How We Ensure AI Voice Agent’s Security and HIPAA Compliance
Below, we list the core components that uphold the security and compliance framework of the solution:
Core Security Components
The system operates within an audited, encrypted, and access-controlled Amazon Virtual Private Cloud (VPC).
Amazon Bedrock Guardrails acts as an AI firewall that tracks and filters all interactions between the agent and patients in real time to prevent unauthorized disclosure of sensitive data and detect suspicious input, such as prompt injection attempts.
AWS CloudTrail logs all API calls and keeps detailed audit trails of all interactions, as well as system and user actions.
Amazon CloudWatch monitors performance metrics and sends automated notifications to the security team in case of suspicious changes.
AWS Security Hub evaluates the solution's security controls against NIST SP 800-53 requirements and provides recommendations for mitigating identified security and compliance gaps.
Amazon Macie uses machine learning to discover, classify, and protect sensitive data stored in S3 buckets. It can detect buckets that aren't encrypted, are open to the public, or are shared with unauthorized users, and then carry out remediation steps, like alerting security teams.
VPC Endpoints ensure that all communications between the agent and AWS services stay in the private AWS network to eliminate the chance of public internet exposure and reduce attack risks.
Data Exchange Protocols and Security Controls
FHIR is applied to securely integrate the agent with the healthcare systems, such as EHR, CRM, and PMS.
Identity verification is enforced by the assistant querying a patient's name, date of birth, and the last four digits of their Social Security number (SSN).

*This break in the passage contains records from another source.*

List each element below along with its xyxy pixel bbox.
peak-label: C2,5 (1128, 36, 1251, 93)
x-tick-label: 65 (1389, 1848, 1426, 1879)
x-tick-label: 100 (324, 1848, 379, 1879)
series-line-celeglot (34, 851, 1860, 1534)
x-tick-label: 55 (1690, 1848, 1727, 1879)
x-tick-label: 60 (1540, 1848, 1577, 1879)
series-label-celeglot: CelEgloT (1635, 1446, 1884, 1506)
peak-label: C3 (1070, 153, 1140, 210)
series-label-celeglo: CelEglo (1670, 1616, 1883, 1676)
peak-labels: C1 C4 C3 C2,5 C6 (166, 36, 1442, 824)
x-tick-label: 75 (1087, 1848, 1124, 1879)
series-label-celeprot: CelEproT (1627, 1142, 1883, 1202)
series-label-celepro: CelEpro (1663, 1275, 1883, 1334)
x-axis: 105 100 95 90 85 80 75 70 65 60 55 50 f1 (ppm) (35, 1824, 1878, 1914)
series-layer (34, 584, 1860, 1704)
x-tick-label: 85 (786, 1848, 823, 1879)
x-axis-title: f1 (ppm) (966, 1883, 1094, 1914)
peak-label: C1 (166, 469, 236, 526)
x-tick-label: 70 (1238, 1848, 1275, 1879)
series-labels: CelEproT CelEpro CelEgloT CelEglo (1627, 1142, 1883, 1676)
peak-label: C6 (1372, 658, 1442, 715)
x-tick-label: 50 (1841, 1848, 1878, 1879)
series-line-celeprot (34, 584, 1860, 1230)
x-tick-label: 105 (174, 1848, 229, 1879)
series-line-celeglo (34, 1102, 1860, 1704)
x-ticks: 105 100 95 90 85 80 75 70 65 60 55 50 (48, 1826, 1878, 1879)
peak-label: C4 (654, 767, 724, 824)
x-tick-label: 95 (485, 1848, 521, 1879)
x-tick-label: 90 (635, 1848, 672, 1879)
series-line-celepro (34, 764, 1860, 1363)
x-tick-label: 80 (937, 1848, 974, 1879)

If verification fails, the call is automatically redirected to a patient service representative.
Role-based access control mechanisms ensure that the AI assistant performs scheduling without direct access to clinical or billing data.
Data encryption is enforced both at rest (AES-256) and in transit (TLS 1.2), covering all stored data and voice communications.
Results
Unlike the majority of AI voice agents, which rely on multiple models and thus produce slow and robotic-sounding responses, ScienceSoft's healthcare appointment booking assistant supports natural, human-like conversations tailored to the tone, rhythm, emotions, speed, and speaking style of a patient.
The agent is estimated to reduce appointment booking time by 40%, cut call abandonment rates by 30%, and lower operational costs by at least 50%. As it can handle multiple calls simultaneously, it is expected to process 70% more calls per hour than a patient service rep.
Technologies and Tools
Technologies: AI, GenAI, LLM, Cloud.
Tools and platforms: Amazon Bedrock, Amazon Nova Sonic, Amazon Bedrock Guardrails, AWS Polly, AWS Transcribe, Amazon Elastic Container Service (Amazon ECS), VPC Endpoints, LiveKit SDK, LiveKit Media Server, Amazon Chime SDK, AWS CloudTrail, Amazon CloudWatch, AWS Security Hub, Amazon Macie.